Billionaire buys Tribune company for £4 billion

11.30pm UPDATE: The giant US media company, Tribune, has agreed to an $8.2bn (£4.1bn) sale to Chicago billionaire real-estate entrepreneur Sam Zell, who is ranked as America's 52nd richest man. It therefore means that the public company will become private.

Tribune, owner of the Los Angeles Times, the Chicago Tribune, seven more newspapers, 23 TV stations and the Chicago Cubs baseball team has spent six months seeking a buyer. Zell will sell off the Cubs, along with its 25% stake in the Comcast SportsNet cable network, to reduce debt. That could raise as much as $700m (£350m).

But that will hardly dent the enormous level of debt. Tribune has been constrained by $4.5bn of debt amassed over the years by aggressive stock repurchasing programmes and a further $1bn tax bill it inherited with the purchase of the Times Mirror company seven years ago. This deal is said to add a further $11.2bn to the debt mountain.

Analysts generally greeted the deal, though it's not worth much more than the $8bn that Tribune paid to acquire the LA Times and its parent, Times-Mirror. "This looks to be about as good as Tribune was going to get," said John Morton, an independent newspaper analyst in speaking of investors being "relieved.''

On the other hand, it may not be over yet. Until shareholders approve the transaction, two other bidders - Los Angeles billionaires Ron Burkle and Eli Broad - will have the chance to submit a higher bid. If so, Zell would receive a $25m (£12.5m) buyout fee.

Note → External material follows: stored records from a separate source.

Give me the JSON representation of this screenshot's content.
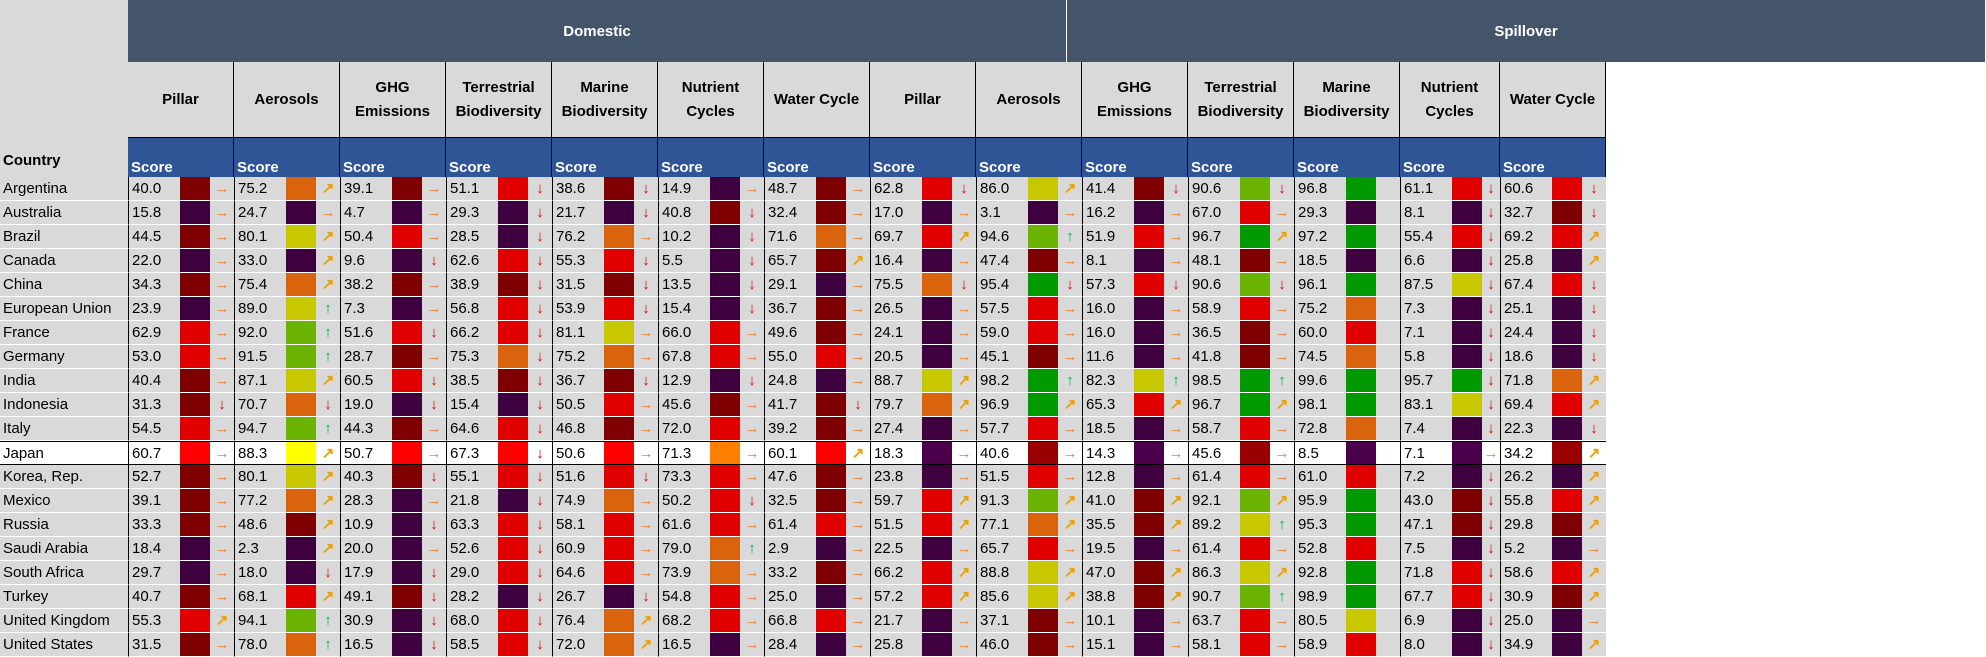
{
  "header": {
    "groups": [
      "Domestic",
      "Spillover"
    ],
    "country_label": "Country",
    "score_label": "Score",
    "indicators": [
      "Pillar",
      "Aerosols",
      "GHG Emissions",
      "Terrestrial Biodiversity",
      "Marine Biodiversity",
      "Nutrient Cycles",
      "Water Cycle"
    ]
  },
  "chart_data": {
    "type": "table",
    "highlighted_country": "Japan",
    "colors": {
      "purple": "#3f003f",
      "maroon": "#7f0000",
      "red": "#e00000",
      "orange": "#d9640d",
      "yellow_green": "#c8c800",
      "green_light": "#6ab300",
      "green": "#009a00",
      "bright_red": "#ff0000",
      "bright_orange": "#ff7f00",
      "bright_yellow": "#ffff00",
      "bright_purple": "#4b004b",
      "bright_maroon": "#9a0000",
      "arrow_orange": "#ed7d31",
      "arrow_amber": "#f0a000",
      "arrow_green": "#00b050",
      "arrow_red": "#e00000"
    },
    "countries": [
      "Argentina",
      "Australia",
      "Brazil",
      "Canada",
      "China",
      "European Union",
      "France",
      "Germany",
      "India",
      "Indonesia",
      "Italy",
      "Japan",
      "Korea, Rep.",
      "Mexico",
      "Russia",
      "Saudi Arabia",
      "South Africa",
      "Turkey",
      "United Kingdom",
      "United States"
    ],
    "domestic": {
      "scores": [
        [
          40.0,
          75.2,
          39.1,
          51.1,
          38.6,
          14.9,
          48.7
        ],
        [
          15.8,
          24.7,
          4.7,
          29.3,
          21.7,
          40.8,
          32.4
        ],
        [
          44.5,
          80.1,
          50.4,
          28.5,
          76.2,
          10.2,
          71.6
        ],
        [
          22.0,
          33.0,
          9.6,
          62.6,
          55.3,
          5.5,
          65.7
        ],
        [
          34.3,
          75.4,
          38.2,
          38.9,
          31.5,
          13.5,
          29.1
        ],
        [
          23.9,
          89.0,
          7.3,
          56.8,
          53.9,
          15.4,
          36.7
        ],
        [
          62.9,
          92.0,
          51.6,
          66.2,
          81.1,
          66.0,
          49.6
        ],
        [
          53.0,
          91.5,
          28.7,
          75.3,
          75.2,
          67.8,
          55.0
        ],
        [
          40.4,
          87.1,
          60.5,
          38.5,
          36.7,
          12.9,
          24.8
        ],
        [
          31.3,
          70.7,
          19.0,
          15.4,
          50.5,
          45.6,
          41.7
        ],
        [
          54.5,
          94.7,
          44.3,
          64.6,
          46.8,
          72.0,
          39.2
        ],
        [
          60.7,
          88.3,
          50.7,
          67.3,
          50.6,
          71.3,
          60.1
        ],
        [
          52.7,
          80.1,
          40.3,
          55.1,
          51.6,
          73.3,
          47.6
        ],
        [
          39.1,
          77.2,
          28.3,
          21.8,
          74.9,
          50.2,
          32.5
        ],
        [
          33.3,
          48.6,
          10.9,
          63.3,
          58.1,
          61.6,
          61.4
        ],
        [
          18.4,
          2.3,
          20.0,
          52.6,
          60.9,
          79.0,
          2.9
        ],
        [
          29.7,
          18.0,
          17.9,
          29.0,
          64.6,
          73.9,
          33.2
        ],
        [
          40.7,
          68.1,
          49.1,
          28.2,
          26.7,
          54.8,
          25.0
        ],
        [
          55.3,
          94.1,
          30.9,
          68.0,
          76.4,
          68.2,
          66.8
        ],
        [
          31.5,
          78.0,
          16.5,
          58.5,
          72.0,
          16.5,
          28.4
        ]
      ],
      "colors": [
        [
          "maroon",
          "orange",
          "maroon",
          "red",
          "maroon",
          "purple",
          "maroon"
        ],
        [
          "purple",
          "purple",
          "purple",
          "purple",
          "purple",
          "maroon",
          "maroon"
        ],
        [
          "maroon",
          "yellow_green",
          "red",
          "purple",
          "orange",
          "purple",
          "orange"
        ],
        [
          "purple",
          "purple",
          "purple",
          "red",
          "red",
          "purple",
          "maroon"
        ],
        [
          "maroon",
          "orange",
          "maroon",
          "maroon",
          "maroon",
          "purple",
          "purple"
        ],
        [
          "purple",
          "yellow_green",
          "purple",
          "red",
          "red",
          "purple",
          "maroon"
        ],
        [
          "red",
          "green_light",
          "red",
          "red",
          "yellow_green",
          "red",
          "maroon"
        ],
        [
          "red",
          "green_light",
          "maroon",
          "orange",
          "orange",
          "red",
          "red"
        ],
        [
          "maroon",
          "yellow_green",
          "red",
          "maroon",
          "maroon",
          "purple",
          "purple"
        ],
        [
          "maroon",
          "orange",
          "purple",
          "purple",
          "red",
          "maroon",
          "maroon"
        ],
        [
          "red",
          "green_light",
          "maroon",
          "red",
          "maroon",
          "red",
          "maroon"
        ],
        [
          "bright_red",
          "bright_yellow",
          "bright_red",
          "bright_red",
          "bright_red",
          "bright_orange",
          "bright_red"
        ],
        [
          "maroon",
          "yellow_green",
          "maroon",
          "red",
          "red",
          "red",
          "maroon"
        ],
        [
          "maroon",
          "orange",
          "purple",
          "purple",
          "orange",
          "red",
          "maroon"
        ],
        [
          "maroon",
          "maroon",
          "purple",
          "red",
          "red",
          "red",
          "red"
        ],
        [
          "purple",
          "purple",
          "purple",
          "red",
          "red",
          "orange",
          "purple"
        ],
        [
          "purple",
          "purple",
          "purple",
          "red",
          "red",
          "orange",
          "maroon"
        ],
        [
          "maroon",
          "red",
          "maroon",
          "purple",
          "purple",
          "red",
          "purple"
        ],
        [
          "red",
          "green_light",
          "purple",
          "red",
          "orange",
          "red",
          "red"
        ],
        [
          "maroon",
          "orange",
          "purple",
          "red",
          "orange",
          "purple",
          "purple"
        ]
      ],
      "trends": [
        [
          "→",
          "↗",
          "→",
          "↓",
          "↓",
          "→",
          "→"
        ],
        [
          "→",
          "→",
          "→",
          "↓",
          "↓",
          "↓",
          "→"
        ],
        [
          "→",
          "↗",
          "→",
          "↓",
          "→",
          "↓",
          "→"
        ],
        [
          "→",
          "↗",
          "↓",
          "↓",
          "↓",
          "↓",
          "↗"
        ],
        [
          "→",
          "↗",
          "→",
          "↓",
          "↓",
          "↓",
          "→"
        ],
        [
          "→",
          "↑",
          "→",
          "↓",
          "↓",
          "↓",
          "→"
        ],
        [
          "→",
          "↑",
          "↓",
          "↓",
          "→",
          "→",
          "→"
        ],
        [
          "→",
          "↑",
          "→",
          "↓",
          "→",
          "→",
          "→"
        ],
        [
          "→",
          "↗",
          "↓",
          "↓",
          "↓",
          "↓",
          "→"
        ],
        [
          "↓",
          "↓",
          "↓",
          "↓",
          "→",
          "→",
          "↓"
        ],
        [
          "→",
          "↑",
          "→",
          "↓",
          "→",
          "→",
          "→"
        ],
        [
          "→",
          "↗",
          "→",
          "↓",
          "→",
          "→",
          "↗"
        ],
        [
          "→",
          "↗",
          "↓",
          "↓",
          "↓",
          "→",
          "→"
        ],
        [
          "→",
          "↗",
          "→",
          "↓",
          "→",
          "↓",
          "→"
        ],
        [
          "→",
          "↗",
          "↓",
          "↓",
          "→",
          "→",
          "→"
        ],
        [
          "→",
          "↗",
          "→",
          "↓",
          "→",
          "↑",
          "→"
        ],
        [
          "→",
          "↓",
          "↓",
          "↓",
          "→",
          "→",
          "→"
        ],
        [
          "→",
          "↗",
          "↓",
          "↓",
          "↓",
          "→",
          "→"
        ],
        [
          "↗",
          "↑",
          "↓",
          "↓",
          "↗",
          "→",
          "→"
        ],
        [
          "→",
          "↑",
          "↓",
          "↓",
          "↗",
          "→",
          "→"
        ]
      ]
    },
    "spillover": {
      "scores": [
        [
          62.8,
          86.0,
          41.4,
          90.6,
          96.8,
          61.1,
          60.6
        ],
        [
          17.0,
          3.1,
          16.2,
          67.0,
          29.3,
          8.1,
          32.7
        ],
        [
          69.7,
          94.6,
          51.9,
          96.7,
          97.2,
          55.4,
          69.2
        ],
        [
          16.4,
          47.4,
          8.1,
          48.1,
          18.5,
          6.6,
          25.8
        ],
        [
          75.5,
          95.4,
          57.3,
          90.6,
          96.1,
          87.5,
          67.4
        ],
        [
          26.5,
          57.5,
          16.0,
          58.9,
          75.2,
          7.3,
          25.1
        ],
        [
          24.1,
          59.0,
          16.0,
          36.5,
          60.0,
          7.1,
          24.4
        ],
        [
          20.5,
          45.1,
          11.6,
          41.8,
          74.5,
          5.8,
          18.6
        ],
        [
          88.7,
          98.2,
          82.3,
          98.5,
          99.6,
          95.7,
          71.8
        ],
        [
          79.7,
          96.9,
          65.3,
          96.7,
          98.1,
          83.1,
          69.4
        ],
        [
          27.4,
          57.7,
          18.5,
          58.7,
          72.8,
          7.4,
          22.3
        ],
        [
          18.3,
          40.6,
          14.3,
          45.6,
          8.5,
          7.1,
          34.2
        ],
        [
          23.8,
          51.5,
          12.8,
          61.4,
          61.0,
          7.2,
          26.2
        ],
        [
          59.7,
          91.3,
          41.0,
          92.1,
          95.9,
          43.0,
          55.8
        ],
        [
          51.5,
          77.1,
          35.5,
          89.2,
          95.3,
          47.1,
          29.8
        ],
        [
          22.5,
          65.7,
          19.5,
          61.4,
          52.8,
          7.5,
          5.2
        ],
        [
          66.2,
          88.8,
          47.0,
          86.3,
          92.8,
          71.8,
          58.6
        ],
        [
          57.2,
          85.6,
          38.8,
          90.7,
          98.9,
          67.7,
          30.9
        ],
        [
          21.7,
          37.1,
          10.1,
          63.7,
          80.5,
          6.9,
          25.0
        ],
        [
          25.8,
          46.0,
          15.1,
          58.1,
          58.9,
          8.0,
          34.9
        ]
      ],
      "colors": [
        [
          "red",
          "yellow_green",
          "maroon",
          "green_light",
          "green",
          "red",
          "red"
        ],
        [
          "purple",
          "purple",
          "purple",
          "red",
          "purple",
          "purple",
          "maroon"
        ],
        [
          "red",
          "green_light",
          "red",
          "green",
          "green",
          "red",
          "red"
        ],
        [
          "purple",
          "maroon",
          "purple",
          "maroon",
          "purple",
          "purple",
          "purple"
        ],
        [
          "orange",
          "green",
          "red",
          "green_light",
          "green",
          "yellow_green",
          "red"
        ],
        [
          "purple",
          "red",
          "purple",
          "red",
          "orange",
          "purple",
          "purple"
        ],
        [
          "purple",
          "red",
          "purple",
          "maroon",
          "red",
          "purple",
          "purple"
        ],
        [
          "purple",
          "maroon",
          "purple",
          "maroon",
          "orange",
          "purple",
          "purple"
        ],
        [
          "yellow_green",
          "green",
          "yellow_green",
          "green",
          "green",
          "green",
          "orange"
        ],
        [
          "orange",
          "green",
          "red",
          "green",
          "green",
          "yellow_green",
          "red"
        ],
        [
          "purple",
          "red",
          "purple",
          "red",
          "orange",
          "purple",
          "purple"
        ],
        [
          "bright_purple",
          "bright_maroon",
          "bright_purple",
          "bright_maroon",
          "bright_purple",
          "bright_purple",
          "bright_maroon"
        ],
        [
          "purple",
          "red",
          "purple",
          "red",
          "red",
          "purple",
          "purple"
        ],
        [
          "red",
          "green_light",
          "maroon",
          "green_light",
          "green",
          "maroon",
          "red"
        ],
        [
          "red",
          "orange",
          "maroon",
          "yellow_green",
          "green",
          "maroon",
          "maroon"
        ],
        [
          "purple",
          "red",
          "purple",
          "red",
          "red",
          "purple",
          "purple"
        ],
        [
          "red",
          "yellow_green",
          "maroon",
          "yellow_green",
          "green",
          "red",
          "red"
        ],
        [
          "red",
          "yellow_green",
          "maroon",
          "green_light",
          "green",
          "red",
          "maroon"
        ],
        [
          "purple",
          "maroon",
          "purple",
          "red",
          "yellow_green",
          "purple",
          "purple"
        ],
        [
          "purple",
          "maroon",
          "purple",
          "red",
          "red",
          "purple",
          "purple"
        ]
      ],
      "trends": [
        [
          "↓",
          "↗",
          "↓",
          "↓",
          "",
          "↓",
          "↓"
        ],
        [
          "→",
          "→",
          "→",
          "→",
          "",
          "↓",
          "↓"
        ],
        [
          "↗",
          "↑",
          "→",
          "↗",
          "",
          "↓",
          "↗"
        ],
        [
          "→",
          "→",
          "→",
          "→",
          "",
          "↓",
          "↗"
        ],
        [
          "↓",
          "↓",
          "↓",
          "↓",
          "",
          "↓",
          "↓"
        ],
        [
          "→",
          "→",
          "→",
          "→",
          "",
          "↓",
          "↓"
        ],
        [
          "→",
          "→",
          "→",
          "→",
          "",
          "↓",
          "↓"
        ],
        [
          "→",
          "→",
          "→",
          "→",
          "",
          "↓",
          "↓"
        ],
        [
          "↗",
          "↑",
          "↑",
          "↑",
          "",
          "↓",
          "↗"
        ],
        [
          "↗",
          "↗",
          "↗",
          "↗",
          "",
          "↓",
          "↗"
        ],
        [
          "→",
          "→",
          "→",
          "→",
          "",
          "↓",
          "↓"
        ],
        [
          "→",
          "→",
          "→",
          "→",
          "",
          "→",
          "↗"
        ],
        [
          "→",
          "→",
          "→",
          "→",
          "",
          "↓",
          "↗"
        ],
        [
          "↗",
          "↗",
          "↗",
          "↗",
          "",
          "↓",
          "↗"
        ],
        [
          "↗",
          "↗",
          "↗",
          "↑",
          "",
          "↓",
          "↗"
        ],
        [
          "→",
          "→",
          "→",
          "→",
          "",
          "↓",
          "→"
        ],
        [
          "↗",
          "↗",
          "↗",
          "↗",
          "",
          "↓",
          "↗"
        ],
        [
          "↗",
          "↗",
          "↗",
          "↑",
          "",
          "↓",
          "↗"
        ],
        [
          "→",
          "→",
          "→",
          "→",
          "",
          "↓",
          "→"
        ],
        [
          "→",
          "→",
          "→",
          "→",
          "",
          "↓",
          "↗"
        ]
      ]
    }
  }
}
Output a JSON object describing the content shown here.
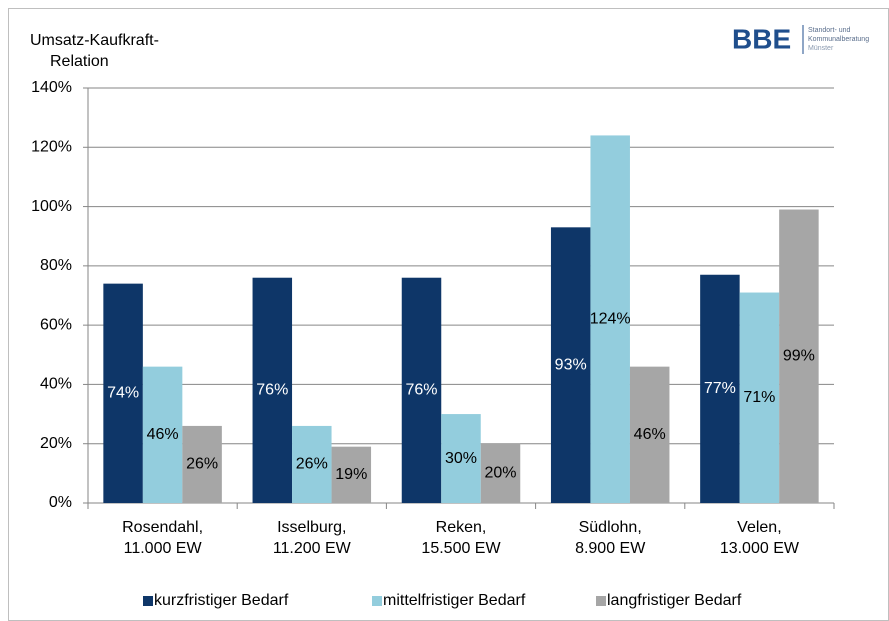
{
  "chart_data": {
    "type": "bar",
    "title": [
      "Umsatz-Kaufkraft-",
      "Relation"
    ],
    "categories": [
      [
        "Rosendahl,",
        "11.000 EW"
      ],
      [
        "Isselburg,",
        "11.200 EW"
      ],
      [
        "Reken,",
        "15.500 EW"
      ],
      [
        "Südlohn,",
        "8.900 EW"
      ],
      [
        "Velen,",
        "13.000 EW"
      ]
    ],
    "series": [
      {
        "name": "kurzfristiger Bedarf",
        "color": "#0e3668",
        "label_color": "#ffffff",
        "values": [
          74,
          76,
          76,
          93,
          77
        ],
        "value_labels": [
          "74%",
          "76%",
          "76%",
          "93%",
          "77%"
        ]
      },
      {
        "name": "mittelfristiger Bedarf",
        "color": "#93cddd",
        "label_color": "#000000",
        "values": [
          46,
          26,
          30,
          124,
          71
        ],
        "value_labels": [
          "46%",
          "26%",
          "30%",
          "124%",
          "71%"
        ]
      },
      {
        "name": "langfristiger Bedarf",
        "color": "#a6a6a6",
        "label_color": "#000000",
        "values": [
          26,
          19,
          20,
          46,
          99
        ],
        "value_labels": [
          "26%",
          "19%",
          "20%",
          "46%",
          "99%"
        ]
      }
    ],
    "ylim": [
      0,
      140
    ],
    "yticks": [
      {
        "value": 0,
        "label": "0%"
      },
      {
        "value": 20,
        "label": "20%"
      },
      {
        "value": 40,
        "label": "40%"
      },
      {
        "value": 60,
        "label": "60%"
      },
      {
        "value": 80,
        "label": "80%"
      },
      {
        "value": 100,
        "label": "100%"
      },
      {
        "value": 120,
        "label": "120%"
      },
      {
        "value": 140,
        "label": "140%"
      }
    ],
    "grid": true,
    "legend": "bottom"
  },
  "logo": {
    "brand": "BBE",
    "lines": [
      "Standort- und",
      "Kommunalberatung",
      "Münster"
    ]
  }
}
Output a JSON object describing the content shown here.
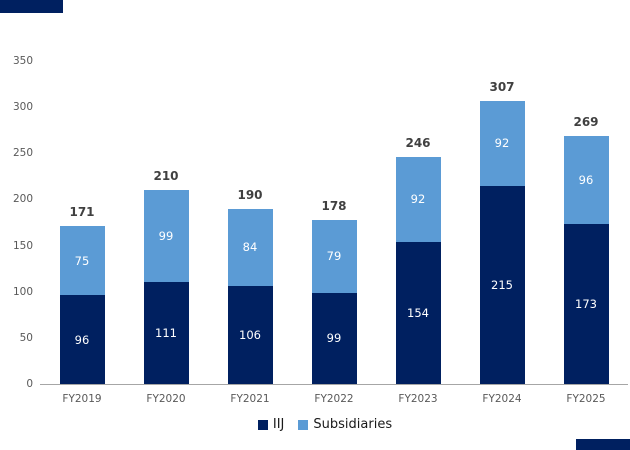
{
  "colors": {
    "navy": "#002060",
    "light_blue": "#5b9bd5",
    "total_label": "#404040",
    "axis_label": "#595959",
    "axis_line": "#a6a6a6",
    "bar_value_label": "#ffffff",
    "legend_text": "#1a1a1a"
  },
  "legend": {
    "items": [
      "IIJ",
      "Subsidiaries"
    ]
  },
  "chart_data": {
    "type": "bar",
    "stacked": true,
    "title": "",
    "xlabel": "",
    "ylabel": "",
    "categories": [
      "FY2019",
      "FY2020",
      "FY2021",
      "FY2022",
      "FY2023",
      "FY2024",
      "FY2025"
    ],
    "series": [
      {
        "name": "IIJ",
        "color": "#002060",
        "values": [
          96,
          111,
          106,
          99,
          154,
          215,
          173
        ]
      },
      {
        "name": "Subsidiaries",
        "color": "#5b9bd5",
        "values": [
          75,
          99,
          84,
          79,
          92,
          92,
          96
        ]
      }
    ],
    "totals": [
      171,
      210,
      190,
      178,
      246,
      307,
      269
    ],
    "yticks": [
      0,
      50,
      100,
      150,
      200,
      250,
      300,
      350
    ],
    "ylim": [
      0,
      350
    ],
    "grid": false,
    "legend_position": "bottom-center"
  }
}
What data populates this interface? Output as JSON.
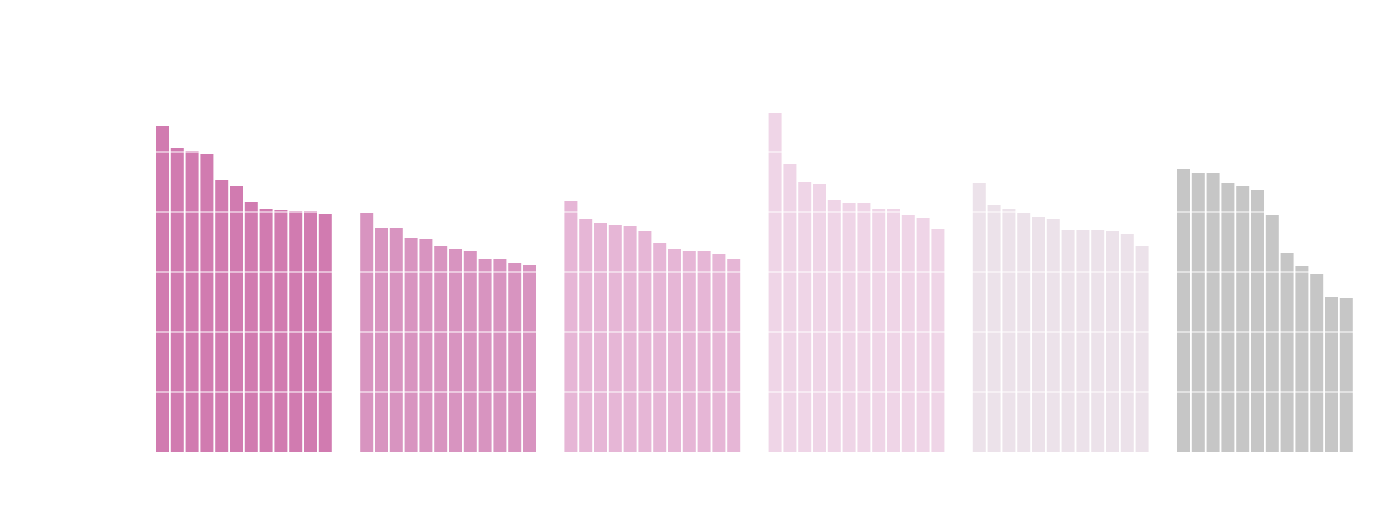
{
  "chart_data": {
    "type": "bar",
    "title": "",
    "xlabel": "",
    "ylabel": "",
    "ylim": [
      0,
      345
    ],
    "grid": true,
    "gridline_values": [
      60,
      120,
      180,
      240,
      300
    ],
    "legend": "none",
    "groups": [
      {
        "color": "#d17bb0",
        "values": [
          326,
          304,
          301,
          298,
          272,
          266,
          250,
          243,
          242,
          241,
          241,
          238
        ]
      },
      {
        "color": "#d894c0",
        "values": [
          239,
          224,
          224,
          214,
          213,
          206,
          203,
          201,
          193,
          193,
          189,
          187
        ]
      },
      {
        "color": "#e6b6d6",
        "values": [
          251,
          233,
          229,
          227,
          226,
          221,
          209,
          203,
          201,
          201,
          198,
          193
        ]
      },
      {
        "color": "#efd5e7",
        "values": [
          339,
          288,
          270,
          268,
          252,
          249,
          249,
          243,
          243,
          237,
          234,
          223
        ]
      },
      {
        "color": "#ece2ea",
        "values": [
          269,
          247,
          243,
          239,
          235,
          233,
          222,
          222,
          222,
          221,
          218,
          206
        ]
      },
      {
        "color": "#c6c6c6",
        "values": [
          283,
          279,
          279,
          269,
          266,
          262,
          237,
          199,
          186,
          178,
          155,
          154
        ]
      }
    ]
  }
}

If there is no counter bid, which does seem unlikely, then Zell will become chairman and invest $315m (£160m) of his own money, giving him a warrant to buy 40% percent of the company. An employee stock ownership plan will then be created, which will own all the shares, Tribune announced. But, effectively, Zell emerges as a new media mogul.

The deal will certainly result in a big payday for senior Tribune executives, according to an assessment by Editor & Publisher's editor-at-large Mark Fitzgerald. He points out that the directors amended the company's rules last October in the event of a change of ownership. So they will be paid out swiftly and handsomely. Also, Dennis FitzSimons, who is staying on as president and ceo, will receive about $21.3m for his shares, while publishing president Scott Smith will have holdings worth a cash value of $9.2m.

How, then, do Tribune's journalists feel about the deal? Well, they won't be happy about the likely impact on jobs as Zell's managers try to cope with the debt. There may be some clues in the news stories about the deal run by the Chicago Tribune and the LA Times. The Trib's story called Zell a "motorcycle riding, epithet slinging multibillionaire" and "a risk-taking financier with no background in journalism". It's also running a video on its website in which David Greising pays tribute to Zell as a "witty, smart, savvy contrarian investor". Meanwhile, the LA Times news story refers to him as "a quirky businessman... a maverick who fancies Ducati motorcyles, leather jackets and rousing games of paintball."

That's not the warmest of greetings, but it's not entirely negative either. Good or bad, Zell - who has enjoyed a relatively low public profile - is about to discover that owning newspapers will earn him much more publicity than he might have expected.